PROVIDENCE – The legal saga surrounding a proposed wind farm off of Block Island continued on Wednesday in the R.I. Supreme Court with an environmental group and two companies arguing they can sue to overturn a decision allowing the project to proceed.
The trio is asking the Supreme Court to throw out the R.I. Public Utilities Commission’s approval of a contract between National Grid and wind farm developer Deepwater Wind. Providence-based Deepwater wants to build six to eight turbines about 3 miles off the coast of Block Island.
The court's decision is expected within 60 days.
Toray Plastics (America) and Polytop Corp. argue they hold the legal right to bring the appeal because the two plastics manufacturers will see electric prices rise because of the wind farm.
Meanwhile, the Conservation Law Foundation’s Rhode Island chapter said it could sue because its members would suffer real harm caused by poor environmental policy.
In arguments lasting about an hour, lawyers traded legal volleys. Mike McElroy, a lawyer for the companies, said the contract would unfairly and uniquely burden his clients. McElroy said contract and the state law governing it would add an “outrageous amount” to the companies' electric bills even though neither company purchases electricity from National Grid.
“There’s no question that Toray and Polytop will be injured by this,” McElroy told the justices and a packed gallery of about 60 people.
McElroy noted that the companies employ hundreds of people and that other manufacturers also expressed concern about increased electric prices stemming from the contract. He told the justices it would be in the public interest for the court to review whether the PUC accurately weighed whether the rates were “commercially reasonable” as required by law.
Justice Maureen McKenna Goldberg questioned whether Toray and Polytop were any different from any other electric customer. She also questioned why those representing the public – the governor, lawmakers and the state attorney general – were not joining the appeal if the contract harmed the public. (Former Attorney General Patrick Lynch did appeal the PUC decision but his successor, Peter Kilmartin, dropped the appeal.)
“The only difference is you buy a lot of electricity,” said Goldberg, whose husband has served as a lobbyist for Deepwater Wind.
The attorney for National Grid and Deepwater Wind, Gerald Petros, argued that the PUC's approval of the contract was not a rate case and as such customers had no legal standing.
Although the contract set a price for electricity from the farm – 24.4 cents in the first full year of operation – Petros said there was no discussion about how to allocate the related costs.
Instead, he said the PUC merely ensured that the contract met the criteria set under a state law. The issue, he said, received plenty of attention from the governor, elected officials and the media, making a review by the court unnecessary.
“Toray is not going to tell you what’s in the interest of the public,” he said. “They’re going to tell you it’s not in their interest.”
Some justices, however, expressed concern that the cost of electricity would never receive a hearing on its merits.

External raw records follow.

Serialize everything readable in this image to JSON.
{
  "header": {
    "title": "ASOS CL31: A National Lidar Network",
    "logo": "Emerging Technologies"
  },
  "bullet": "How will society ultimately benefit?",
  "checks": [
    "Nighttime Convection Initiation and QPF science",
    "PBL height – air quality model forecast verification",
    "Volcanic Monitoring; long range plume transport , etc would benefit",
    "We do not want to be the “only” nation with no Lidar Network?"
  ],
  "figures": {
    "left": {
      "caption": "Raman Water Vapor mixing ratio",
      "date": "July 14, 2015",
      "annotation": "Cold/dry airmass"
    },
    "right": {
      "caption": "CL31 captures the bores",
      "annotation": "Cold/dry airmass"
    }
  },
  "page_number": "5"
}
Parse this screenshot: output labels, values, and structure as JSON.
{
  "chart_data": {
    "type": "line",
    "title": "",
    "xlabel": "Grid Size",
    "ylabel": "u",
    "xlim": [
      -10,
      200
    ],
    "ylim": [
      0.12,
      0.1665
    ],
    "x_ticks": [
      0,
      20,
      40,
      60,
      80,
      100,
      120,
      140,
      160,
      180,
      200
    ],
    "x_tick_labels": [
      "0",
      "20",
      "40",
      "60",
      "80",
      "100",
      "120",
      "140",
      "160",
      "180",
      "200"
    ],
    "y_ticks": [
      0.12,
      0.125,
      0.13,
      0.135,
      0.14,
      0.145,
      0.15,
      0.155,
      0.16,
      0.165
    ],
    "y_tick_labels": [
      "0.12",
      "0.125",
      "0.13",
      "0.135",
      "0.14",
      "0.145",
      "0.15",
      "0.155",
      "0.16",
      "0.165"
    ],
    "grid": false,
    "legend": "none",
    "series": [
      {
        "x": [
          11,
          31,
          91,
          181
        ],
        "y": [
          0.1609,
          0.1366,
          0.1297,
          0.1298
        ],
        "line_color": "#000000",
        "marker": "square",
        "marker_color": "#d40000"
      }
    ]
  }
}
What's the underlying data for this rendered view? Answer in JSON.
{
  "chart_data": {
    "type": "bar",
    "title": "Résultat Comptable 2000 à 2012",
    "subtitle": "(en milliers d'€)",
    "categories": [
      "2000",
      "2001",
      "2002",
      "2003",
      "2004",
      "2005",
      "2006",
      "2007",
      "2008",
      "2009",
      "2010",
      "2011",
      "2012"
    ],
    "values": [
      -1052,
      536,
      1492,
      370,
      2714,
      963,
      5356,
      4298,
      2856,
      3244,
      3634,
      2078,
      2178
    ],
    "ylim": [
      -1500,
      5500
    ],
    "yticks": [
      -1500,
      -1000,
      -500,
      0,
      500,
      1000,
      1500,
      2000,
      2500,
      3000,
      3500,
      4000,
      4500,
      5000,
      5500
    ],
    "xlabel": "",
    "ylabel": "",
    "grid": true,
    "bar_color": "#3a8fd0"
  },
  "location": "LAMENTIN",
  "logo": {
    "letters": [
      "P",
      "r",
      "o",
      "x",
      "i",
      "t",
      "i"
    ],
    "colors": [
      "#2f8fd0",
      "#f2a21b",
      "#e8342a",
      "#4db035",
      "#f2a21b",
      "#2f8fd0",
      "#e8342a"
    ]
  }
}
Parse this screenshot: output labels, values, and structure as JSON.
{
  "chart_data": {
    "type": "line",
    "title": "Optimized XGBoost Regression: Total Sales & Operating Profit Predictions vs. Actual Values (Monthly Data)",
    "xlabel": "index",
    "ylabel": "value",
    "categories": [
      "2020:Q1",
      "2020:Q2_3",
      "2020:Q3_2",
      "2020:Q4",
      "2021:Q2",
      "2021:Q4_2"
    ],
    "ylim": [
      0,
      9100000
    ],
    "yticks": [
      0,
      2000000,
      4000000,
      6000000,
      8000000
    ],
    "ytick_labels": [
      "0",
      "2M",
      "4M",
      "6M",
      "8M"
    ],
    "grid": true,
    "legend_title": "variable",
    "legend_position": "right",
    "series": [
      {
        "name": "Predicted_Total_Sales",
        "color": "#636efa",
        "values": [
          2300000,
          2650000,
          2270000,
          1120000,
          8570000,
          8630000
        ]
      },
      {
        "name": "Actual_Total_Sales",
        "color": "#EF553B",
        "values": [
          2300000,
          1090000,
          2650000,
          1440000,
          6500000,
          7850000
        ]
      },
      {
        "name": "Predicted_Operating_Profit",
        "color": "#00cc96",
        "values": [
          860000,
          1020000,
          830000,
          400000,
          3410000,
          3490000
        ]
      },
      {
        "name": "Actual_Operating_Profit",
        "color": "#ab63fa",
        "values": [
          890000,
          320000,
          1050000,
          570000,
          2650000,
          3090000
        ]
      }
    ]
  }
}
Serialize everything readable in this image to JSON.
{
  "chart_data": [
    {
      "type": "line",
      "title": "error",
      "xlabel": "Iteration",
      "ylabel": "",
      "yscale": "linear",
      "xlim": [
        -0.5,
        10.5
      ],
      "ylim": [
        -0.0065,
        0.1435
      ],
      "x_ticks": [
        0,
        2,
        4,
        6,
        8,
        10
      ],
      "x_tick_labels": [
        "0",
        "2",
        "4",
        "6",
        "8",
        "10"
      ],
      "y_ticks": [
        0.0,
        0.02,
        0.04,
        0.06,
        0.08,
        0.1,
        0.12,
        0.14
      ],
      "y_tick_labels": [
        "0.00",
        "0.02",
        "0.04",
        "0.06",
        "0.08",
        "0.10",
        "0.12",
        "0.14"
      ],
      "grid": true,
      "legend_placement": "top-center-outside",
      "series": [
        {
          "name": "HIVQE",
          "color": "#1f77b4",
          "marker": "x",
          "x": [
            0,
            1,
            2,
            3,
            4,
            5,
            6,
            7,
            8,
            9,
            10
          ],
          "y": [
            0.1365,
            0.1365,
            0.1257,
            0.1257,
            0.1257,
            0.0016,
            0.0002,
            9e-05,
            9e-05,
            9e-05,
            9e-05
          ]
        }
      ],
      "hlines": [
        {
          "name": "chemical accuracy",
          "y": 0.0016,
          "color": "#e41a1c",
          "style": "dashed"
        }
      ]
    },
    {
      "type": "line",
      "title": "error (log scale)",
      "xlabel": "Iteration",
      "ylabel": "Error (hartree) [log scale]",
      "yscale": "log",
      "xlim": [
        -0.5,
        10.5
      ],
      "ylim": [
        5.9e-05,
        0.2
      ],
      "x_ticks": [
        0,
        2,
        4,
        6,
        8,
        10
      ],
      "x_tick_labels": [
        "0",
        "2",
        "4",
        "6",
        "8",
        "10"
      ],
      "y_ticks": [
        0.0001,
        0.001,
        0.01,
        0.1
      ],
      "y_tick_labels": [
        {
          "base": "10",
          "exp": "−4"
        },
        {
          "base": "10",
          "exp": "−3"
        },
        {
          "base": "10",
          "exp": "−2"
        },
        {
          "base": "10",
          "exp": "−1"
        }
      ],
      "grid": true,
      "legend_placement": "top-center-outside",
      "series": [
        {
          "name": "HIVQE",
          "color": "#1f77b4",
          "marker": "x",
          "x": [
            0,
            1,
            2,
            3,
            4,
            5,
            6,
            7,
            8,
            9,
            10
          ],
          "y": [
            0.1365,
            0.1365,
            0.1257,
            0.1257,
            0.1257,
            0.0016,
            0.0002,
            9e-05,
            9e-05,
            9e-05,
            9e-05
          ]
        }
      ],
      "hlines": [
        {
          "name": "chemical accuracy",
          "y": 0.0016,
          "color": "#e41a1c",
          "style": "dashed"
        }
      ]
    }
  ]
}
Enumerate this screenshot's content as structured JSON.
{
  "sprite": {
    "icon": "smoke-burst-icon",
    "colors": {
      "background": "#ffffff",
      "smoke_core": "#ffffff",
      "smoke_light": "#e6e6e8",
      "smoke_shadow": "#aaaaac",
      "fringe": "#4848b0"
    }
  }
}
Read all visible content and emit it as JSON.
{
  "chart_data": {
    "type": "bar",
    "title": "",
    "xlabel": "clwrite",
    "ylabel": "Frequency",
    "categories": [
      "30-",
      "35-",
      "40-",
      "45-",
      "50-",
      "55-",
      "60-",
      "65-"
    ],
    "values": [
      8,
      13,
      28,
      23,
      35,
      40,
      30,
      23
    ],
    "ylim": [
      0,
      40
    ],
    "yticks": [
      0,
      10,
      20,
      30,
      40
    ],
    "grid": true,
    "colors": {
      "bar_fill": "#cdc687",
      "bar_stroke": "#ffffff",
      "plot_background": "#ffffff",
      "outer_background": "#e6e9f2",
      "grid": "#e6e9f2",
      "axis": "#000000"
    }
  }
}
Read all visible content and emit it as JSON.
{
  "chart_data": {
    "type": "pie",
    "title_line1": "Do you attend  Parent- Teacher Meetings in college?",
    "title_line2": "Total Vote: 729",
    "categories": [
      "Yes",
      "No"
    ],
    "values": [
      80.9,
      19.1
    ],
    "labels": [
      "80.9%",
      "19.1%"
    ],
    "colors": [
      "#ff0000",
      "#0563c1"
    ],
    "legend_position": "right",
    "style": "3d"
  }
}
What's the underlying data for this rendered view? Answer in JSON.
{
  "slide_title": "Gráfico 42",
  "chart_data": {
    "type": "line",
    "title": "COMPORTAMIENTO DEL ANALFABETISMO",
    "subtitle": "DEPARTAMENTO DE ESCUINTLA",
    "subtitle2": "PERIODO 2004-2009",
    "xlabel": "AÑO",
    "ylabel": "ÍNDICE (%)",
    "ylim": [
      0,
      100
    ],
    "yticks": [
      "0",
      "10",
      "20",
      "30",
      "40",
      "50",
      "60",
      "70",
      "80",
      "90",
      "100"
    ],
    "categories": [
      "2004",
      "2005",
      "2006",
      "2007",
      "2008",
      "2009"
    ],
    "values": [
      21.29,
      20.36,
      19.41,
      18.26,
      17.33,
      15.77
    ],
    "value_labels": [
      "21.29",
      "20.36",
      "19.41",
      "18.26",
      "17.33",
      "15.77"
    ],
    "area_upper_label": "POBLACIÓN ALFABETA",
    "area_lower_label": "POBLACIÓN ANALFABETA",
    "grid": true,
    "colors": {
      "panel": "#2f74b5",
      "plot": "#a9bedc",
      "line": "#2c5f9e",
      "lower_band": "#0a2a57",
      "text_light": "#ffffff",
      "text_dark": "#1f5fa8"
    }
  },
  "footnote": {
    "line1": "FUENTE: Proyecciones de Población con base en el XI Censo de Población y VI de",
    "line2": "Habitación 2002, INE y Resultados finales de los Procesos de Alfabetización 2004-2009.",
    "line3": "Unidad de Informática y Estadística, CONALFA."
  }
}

“The problem I see is the rates will be determined later, Mr. Petros, and there will be no chance for review,” Justice Francis X. Flaherty said.
In a separate argument, Jerry Elmer from the Conservation Law Foundation said the price was not the only issue that deserved review. He said that National Grid and Deepwater circumvented existing laws and judicial precedent after the PUC initially denied a proposed power-purchase agreement. After the denial, the General Assembly hastily amended the law and all but compelled the PUC to review the contract again. CLF argued the law changes essentially ensured that the PUC would approve the contract.
Elmer told the court that the organization’s members held a stake in ensuring good government because bad policy can, in the long-term, lead to tangible environmental problems for its members in Rhode Island.
When John MacFadyen, a lawyer representing the governor and legislative leaders, called the law change a situation “not likely to be replicated,” Justice Flaherty took issue with the statement.
“It seems to me just the opposite,” he said. “If it works they are going to keep doing it until someone stops them.”